Dominado en las últimas décadas por los discursos económicos tardocapitalistas, comúnmente conocidos como neoliberales8, el terreno de la derecha está siendo hoy disputado por una nueva fuerza reaccionaria que emerge, sobre todo en las regiones centrales del sistema-mundo, ante las evidentes contradicciones en las que han derivado los consensos neoliberales y su creciente descrédito en las tradicionales sociedades del bienestar (Fernández, 2017). Apelando a los incuestionables impactos sociales que fenómenos como la deslocalización de la producción, la tercerización o la desinversión interna han tenido en la población de los países desarrollados, al tiempo que se hacen eco de las pugnas entre distintos capitales y las dificultades que encuentran algunos de ellos para posicionarse en el mercado global, estas nuevas derechas apuntan principalmente contra la deriva universalista del capitalismo tardío (Fernández, 2017). Defienden, en este sentido, una agenda estatal que renuncie a la retórica económica y política multilateral y centre todos sus esfuerzos en la guerra económica internacional, con el fin de ampliar la porción de tarta de sus nacionales; una agenda en que, en consecuencia, como expresa el propio Gonzalo Fernández,
prime la defensa de los capitales nacionales frente al capital en general; […] que integre en su base política no solo al capital nacional, sino también a parte de la clase trabajadora […]; situando el debate político en una guerra entre pobres, contra lo otro, centrado especialmente en la migración como fenómeno directamente vinculado a la globalización y sus efectos. (2017, p. 22)
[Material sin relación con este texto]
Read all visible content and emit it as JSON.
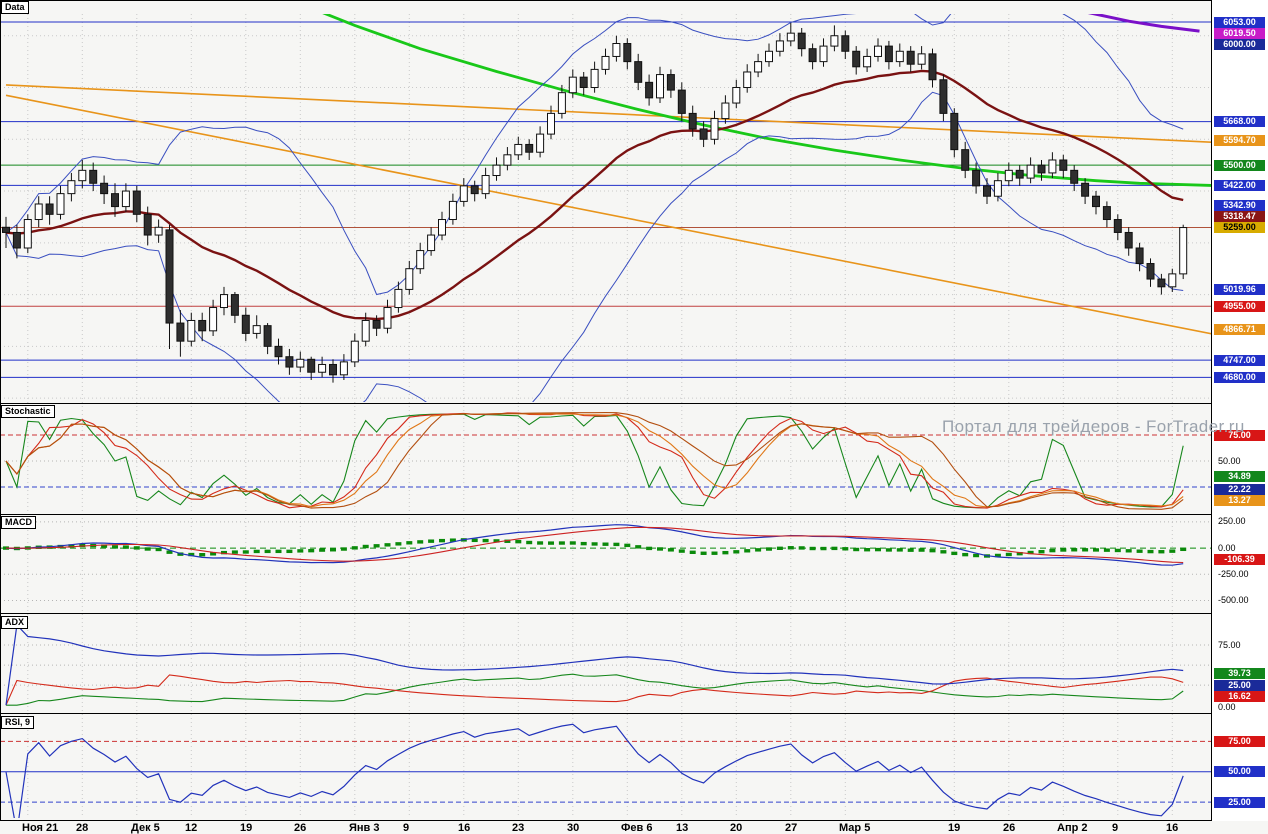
{
  "app": {
    "watermark": "Портал для трейдеров - ForTrader.ru"
  },
  "panels": {
    "price": {
      "label": "Data"
    },
    "stochastic": {
      "label": "Stochastic"
    },
    "macd": {
      "label": "MACD"
    },
    "adx": {
      "label": "ADX"
    },
    "rsi": {
      "label": "RSI, 9"
    }
  },
  "chart_data": {
    "type": "candlestick",
    "timeframe_labels": [
      [
        "Ноя 21",
        2
      ],
      [
        "28",
        7
      ],
      [
        "Дек 5",
        12
      ],
      [
        "12",
        17
      ],
      [
        "19",
        22
      ],
      [
        "26",
        27
      ],
      [
        "Янв 3",
        32
      ],
      [
        "9",
        37
      ],
      [
        "16",
        42
      ],
      [
        "23",
        47
      ],
      [
        "30",
        52
      ],
      [
        "Фев 6",
        57
      ],
      [
        "13",
        62
      ],
      [
        "20",
        67
      ],
      [
        "27",
        72
      ],
      [
        "Мар 5",
        77
      ],
      [
        "19",
        87
      ],
      [
        "26",
        92
      ],
      [
        "Апр 2",
        97
      ],
      [
        "9",
        102
      ],
      [
        "16",
        107
      ]
    ],
    "colors": {
      "candle_up": "#ffffff",
      "candle_down": "#2e2e2e",
      "candle_border": "#111111",
      "bollinger": "#3a4fc0",
      "ema": "#7a1212",
      "green_ma": "#19c819",
      "purple_line": "#7a10c8",
      "trendline": "#e8941a",
      "stoch": [
        "#17871c",
        "#d42a1a",
        "#e07818",
        "#b34f10"
      ],
      "macd_line": "#2233bb",
      "macd_signal": "#cc2222",
      "macd_hist": "#0a8a0a",
      "adx_plus_di": "#17871c",
      "adx_minus_di": "#d42a1a",
      "adx_line": "#2233bb",
      "rsi_line": "#2233bb",
      "grid": "#c9c9c9"
    },
    "candles": [
      [
        5260,
        5300,
        5180,
        5240
      ],
      [
        5240,
        5270,
        5140,
        5180
      ],
      [
        5180,
        5310,
        5160,
        5290
      ],
      [
        5290,
        5380,
        5260,
        5350
      ],
      [
        5350,
        5380,
        5270,
        5310
      ],
      [
        5310,
        5420,
        5290,
        5390
      ],
      [
        5390,
        5470,
        5360,
        5440
      ],
      [
        5440,
        5520,
        5410,
        5480
      ],
      [
        5480,
        5510,
        5400,
        5430
      ],
      [
        5430,
        5460,
        5350,
        5390
      ],
      [
        5390,
        5430,
        5300,
        5340
      ],
      [
        5340,
        5430,
        5320,
        5400
      ],
      [
        5400,
        5420,
        5280,
        5310
      ],
      [
        5310,
        5340,
        5190,
        5230
      ],
      [
        5230,
        5290,
        5200,
        5260
      ],
      [
        5250,
        5270,
        4790,
        4890
      ],
      [
        4890,
        4940,
        4760,
        4820
      ],
      [
        4820,
        4930,
        4800,
        4900
      ],
      [
        4900,
        4930,
        4820,
        4860
      ],
      [
        4860,
        4980,
        4840,
        4950
      ],
      [
        4950,
        5030,
        4920,
        5000
      ],
      [
        5000,
        5010,
        4890,
        4920
      ],
      [
        4920,
        4950,
        4820,
        4850
      ],
      [
        4850,
        4920,
        4830,
        4880
      ],
      [
        4880,
        4890,
        4770,
        4800
      ],
      [
        4800,
        4830,
        4730,
        4760
      ],
      [
        4760,
        4790,
        4690,
        4720
      ],
      [
        4720,
        4780,
        4700,
        4750
      ],
      [
        4750,
        4760,
        4670,
        4700
      ],
      [
        4700,
        4760,
        4680,
        4730
      ],
      [
        4730,
        4750,
        4660,
        4690
      ],
      [
        4690,
        4770,
        4670,
        4740
      ],
      [
        4740,
        4850,
        4720,
        4820
      ],
      [
        4820,
        4930,
        4800,
        4900
      ],
      [
        4900,
        4920,
        4840,
        4870
      ],
      [
        4870,
        4980,
        4850,
        4950
      ],
      [
        4950,
        5050,
        4930,
        5020
      ],
      [
        5020,
        5130,
        5000,
        5100
      ],
      [
        5100,
        5200,
        5080,
        5170
      ],
      [
        5170,
        5260,
        5150,
        5230
      ],
      [
        5230,
        5320,
        5210,
        5290
      ],
      [
        5290,
        5390,
        5270,
        5360
      ],
      [
        5360,
        5450,
        5340,
        5420
      ],
      [
        5420,
        5440,
        5360,
        5390
      ],
      [
        5390,
        5490,
        5370,
        5460
      ],
      [
        5460,
        5530,
        5440,
        5500
      ],
      [
        5500,
        5570,
        5480,
        5540
      ],
      [
        5540,
        5610,
        5520,
        5580
      ],
      [
        5580,
        5600,
        5520,
        5550
      ],
      [
        5550,
        5650,
        5530,
        5620
      ],
      [
        5620,
        5730,
        5600,
        5700
      ],
      [
        5700,
        5810,
        5680,
        5780
      ],
      [
        5780,
        5870,
        5760,
        5840
      ],
      [
        5840,
        5860,
        5770,
        5800
      ],
      [
        5800,
        5900,
        5780,
        5870
      ],
      [
        5870,
        5950,
        5850,
        5920
      ],
      [
        5920,
        6000,
        5900,
        5970
      ],
      [
        5970,
        5990,
        5870,
        5900
      ],
      [
        5900,
        5930,
        5790,
        5820
      ],
      [
        5820,
        5850,
        5730,
        5760
      ],
      [
        5760,
        5880,
        5740,
        5850
      ],
      [
        5850,
        5870,
        5760,
        5790
      ],
      [
        5790,
        5820,
        5670,
        5700
      ],
      [
        5700,
        5730,
        5610,
        5640
      ],
      [
        5640,
        5670,
        5570,
        5600
      ],
      [
        5600,
        5710,
        5580,
        5680
      ],
      [
        5680,
        5770,
        5660,
        5740
      ],
      [
        5740,
        5830,
        5720,
        5800
      ],
      [
        5800,
        5890,
        5780,
        5860
      ],
      [
        5860,
        5930,
        5840,
        5900
      ],
      [
        5900,
        5970,
        5880,
        5940
      ],
      [
        5940,
        6010,
        5920,
        5980
      ],
      [
        5980,
        6050,
        5960,
        6010
      ],
      [
        6010,
        6030,
        5920,
        5950
      ],
      [
        5950,
        5970,
        5870,
        5900
      ],
      [
        5900,
        5990,
        5880,
        5960
      ],
      [
        5960,
        6040,
        5940,
        6000
      ],
      [
        6000,
        6020,
        5910,
        5940
      ],
      [
        5940,
        5960,
        5850,
        5880
      ],
      [
        5880,
        5950,
        5860,
        5920
      ],
      [
        5920,
        5990,
        5900,
        5960
      ],
      [
        5960,
        5980,
        5870,
        5900
      ],
      [
        5900,
        5970,
        5880,
        5940
      ],
      [
        5940,
        5960,
        5860,
        5890
      ],
      [
        5890,
        5960,
        5870,
        5930
      ],
      [
        5930,
        5950,
        5800,
        5830
      ],
      [
        5830,
        5850,
        5670,
        5700
      ],
      [
        5700,
        5720,
        5530,
        5560
      ],
      [
        5560,
        5590,
        5450,
        5480
      ],
      [
        5480,
        5510,
        5390,
        5420
      ],
      [
        5420,
        5450,
        5350,
        5380
      ],
      [
        5380,
        5470,
        5360,
        5440
      ],
      [
        5440,
        5510,
        5420,
        5480
      ],
      [
        5480,
        5500,
        5420,
        5450
      ],
      [
        5450,
        5530,
        5430,
        5500
      ],
      [
        5500,
        5520,
        5440,
        5470
      ],
      [
        5470,
        5550,
        5450,
        5520
      ],
      [
        5520,
        5540,
        5450,
        5480
      ],
      [
        5480,
        5500,
        5400,
        5430
      ],
      [
        5430,
        5450,
        5350,
        5380
      ],
      [
        5380,
        5400,
        5310,
        5340
      ],
      [
        5340,
        5360,
        5260,
        5290
      ],
      [
        5290,
        5310,
        5210,
        5240
      ],
      [
        5240,
        5260,
        5150,
        5180
      ],
      [
        5180,
        5200,
        5090,
        5120
      ],
      [
        5120,
        5140,
        5030,
        5060
      ],
      [
        5060,
        5080,
        5000,
        5030
      ],
      [
        5030,
        5100,
        5010,
        5080
      ],
      [
        5080,
        5270,
        5060,
        5259
      ]
    ],
    "panels": {
      "price": {
        "ylim": [
          4585,
          6084
        ],
        "gridlines": [
          4600,
          4800,
          5000,
          5200,
          5400,
          5600,
          5800,
          6000
        ],
        "h_lines": [
          {
            "v": 6053,
            "c": "#2130c8",
            "w": 1
          },
          {
            "v": 5668,
            "c": "#2130c8",
            "w": 1
          },
          {
            "v": 5500,
            "c": "#13871c",
            "w": 1
          },
          {
            "v": 5422,
            "c": "#2130c8",
            "w": 1
          },
          {
            "v": 5259,
            "c": "#b0523a",
            "w": 1
          },
          {
            "v": 4955,
            "c": "#c04040",
            "w": 1
          },
          {
            "v": 4747,
            "c": "#2130c8",
            "w": 1
          },
          {
            "v": 4680,
            "c": "#2130c8",
            "w": 1
          }
        ],
        "overlays": {
          "ema_period": 24,
          "bb_period": 20,
          "bb_mult": 2,
          "green_ma_points": [
            [
              26,
              6140
            ],
            [
              32,
              6040
            ],
            [
              38,
              5950
            ],
            [
              45,
              5862
            ],
            [
              52,
              5780
            ],
            [
              58,
              5715
            ],
            [
              64,
              5655
            ],
            [
              70,
              5602
            ],
            [
              76,
              5558
            ],
            [
              82,
              5520
            ],
            [
              88,
              5487
            ],
            [
              94,
              5460
            ],
            [
              100,
              5440
            ],
            [
              104,
              5430
            ],
            [
              111,
              5421
            ]
          ],
          "purple_line_points": [
            [
              95,
              6128
            ],
            [
              99,
              6092
            ],
            [
              103,
              6056
            ],
            [
              106,
              6036
            ],
            [
              109.5,
              6018
            ]
          ],
          "trendlines": [
            {
              "p1": [
                0,
                5810
              ],
              "p2": [
                111,
                5588
              ]
            },
            {
              "p1": [
                0,
                5770
              ],
              "p2": [
                111,
                4845
              ]
            }
          ]
        },
        "right_labels": [
          {
            "v": 6053,
            "text": "6053.00",
            "bg": "#2130c8"
          },
          {
            "v": 6019.5,
            "text": "6019.50",
            "bg": "#c81cc8"
          },
          {
            "v": 6000,
            "text": "6000.00",
            "bg": "#1a2a99"
          },
          {
            "v": 5668,
            "text": "5668.00",
            "bg": "#2130c8"
          },
          {
            "v": 5594.7,
            "text": "5594.70",
            "bg": "#e8941a"
          },
          {
            "v": 5500,
            "text": "5500.00",
            "bg": "#13871c"
          },
          {
            "v": 5422,
            "text": "5422.00",
            "bg": "#2130c8"
          },
          {
            "v": 5342.9,
            "text": "5342.90",
            "bg": "#2130c8"
          },
          {
            "v": 5318.47,
            "text": "5318.47",
            "bg": "#8a1515"
          },
          {
            "v": 5259,
            "text": "5259.00",
            "bg": "#d8ac00",
            "fg": "#000000"
          },
          {
            "v": 5019.96,
            "text": "5019.96",
            "bg": "#2130c8"
          },
          {
            "v": 4955,
            "text": "4955.00",
            "bg": "#d81616"
          },
          {
            "v": 4866.71,
            "text": "4866.71",
            "bg": "#e8941a"
          },
          {
            "v": 4747,
            "text": "4747.00",
            "bg": "#2130c8"
          },
          {
            "v": 4680,
            "text": "4680.00",
            "bg": "#2130c8"
          }
        ]
      },
      "stochastic": {
        "ylim": [
          0,
          101
        ],
        "periods": [
          9,
          14,
          21
        ],
        "levels": [
          {
            "v": 75,
            "c": "#cc3333",
            "dash": "5,3"
          },
          {
            "v": 50,
            "c": "#b5b5b5",
            "dash": "1,3"
          },
          {
            "v": 25,
            "c": "#3344cc",
            "dash": "5,3"
          }
        ],
        "right_labels": [
          {
            "v": 75,
            "text": "75.00",
            "bg": "#d81616"
          },
          {
            "v": 50,
            "text": "50.00",
            "plain": true
          },
          {
            "v": 34.89,
            "text": "34.89",
            "bg": "#13871c"
          },
          {
            "v": 22.22,
            "text": "22.22",
            "bg": "#1a2a99"
          },
          {
            "v": 13.27,
            "text": "13.27",
            "bg": "#e8941a"
          }
        ]
      },
      "macd": {
        "ylim": [
          -600,
          306
        ],
        "params": [
          12,
          26,
          9
        ],
        "levels": [
          {
            "v": 250,
            "c": "#b5b5b5",
            "dash": "1,3"
          },
          {
            "v": 0,
            "c": "#0a8a0a",
            "dash": "6,4"
          },
          {
            "v": -250,
            "c": "#b5b5b5",
            "dash": "1,3"
          },
          {
            "v": -500,
            "c": "#b5b5b5",
            "dash": "1,3"
          }
        ],
        "right_labels": [
          {
            "v": 250,
            "text": "250.00",
            "plain": true
          },
          {
            "v": 0,
            "text": "0.00",
            "plain": true
          },
          {
            "v": -106.39,
            "text": "-106.39",
            "bg": "#d81616"
          },
          {
            "v": -250,
            "text": "-250.00",
            "plain": true
          },
          {
            "v": -500,
            "text": "-500.00",
            "plain": true
          }
        ]
      },
      "adx": {
        "ylim": [
          -6,
          110
        ],
        "period": 14,
        "levels": [
          {
            "v": 75,
            "c": "#b5b5b5",
            "dash": "1,3"
          },
          {
            "v": 50,
            "c": "#b5b5b5",
            "dash": "1,3"
          },
          {
            "v": 25,
            "c": "#b5b5b5",
            "dash": "1,3"
          }
        ],
        "right_labels": [
          {
            "v": 75,
            "text": "75.00",
            "plain": true
          },
          {
            "v": 39.73,
            "text": "39.73",
            "bg": "#13871c"
          },
          {
            "v": 25,
            "text": "25.00",
            "bg": "#1a2a99"
          },
          {
            "v": 16.62,
            "text": "16.62",
            "bg": "#d81616"
          },
          {
            "v": 0,
            "text": "0.00",
            "plain": true
          }
        ]
      },
      "rsi": {
        "ylim": [
          12,
          95
        ],
        "period": 9,
        "levels": [
          {
            "v": 75,
            "c": "#cc3333",
            "dash": "5,3"
          },
          {
            "v": 50,
            "c": "#2130c8",
            "dash": ""
          },
          {
            "v": 25,
            "c": "#3344cc",
            "dash": "5,3"
          }
        ],
        "right_labels": [
          {
            "v": 75,
            "text": "75.00",
            "bg": "#d81616"
          },
          {
            "v": 50,
            "text": "50.00",
            "bg": "#2130c8"
          },
          {
            "v": 25,
            "text": "25.00",
            "bg": "#2130c8"
          }
        ]
      }
    }
  }
}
El contexto inmediato en el que se escribe este trabajo destaca, por el resurgir de las nuevas izquierdas anticapitalistas, poniendo el foco en el conflicto capital-vida y rescatando una vez más la posibilidad de una transición sosegada hacia una época verdaderamente diferente9, mientras que dos fuerzas se disputan el control del sistema económico dominante con el objetivo de perpetuarlo, con más o menos revisiones: por un lado, las corrientes supuestamente progresistas defensoras del actual capitalismo universalista (tanto en clave keynesiana, como en clave friedmaniana) y, por otro lado, una suerte de nuevas “nuevas derechas” que abogan por una redefinición política del capitalismo poniendo en el centro los intereses del capital y la fuerza de trabajo nacionales (Fernández, 2017).
Posmodernidad como el triunfo de la nueva derecha y las concesiones a la nueva izquierda
Si tasamos el producto social e institucional resultante de la pugna entre las nuevas izquierdas y las nuevas derechas en las últimas décadas, es preciso reconocer que, a pesar de que los años sesenta representaron un punto de inflexión en los valores de la sociedad, las ideas emancipatorias y el ámbito del conocimiento, la posmodernidad se nos manifiesta más como una sobremodernidad –esto es, como un mundo hipermoderno– que como un mundo radicalmente nuevo (Ascher, 2004).
Las derechas tardocapitalistas lograrán a partir de los años setenta expandir un nuevo orden económico orientado en gran medida a sortear las amenazas que los límites planetarios proyectan sobre las posibilidades de autorreproducción del sistema capitalista10.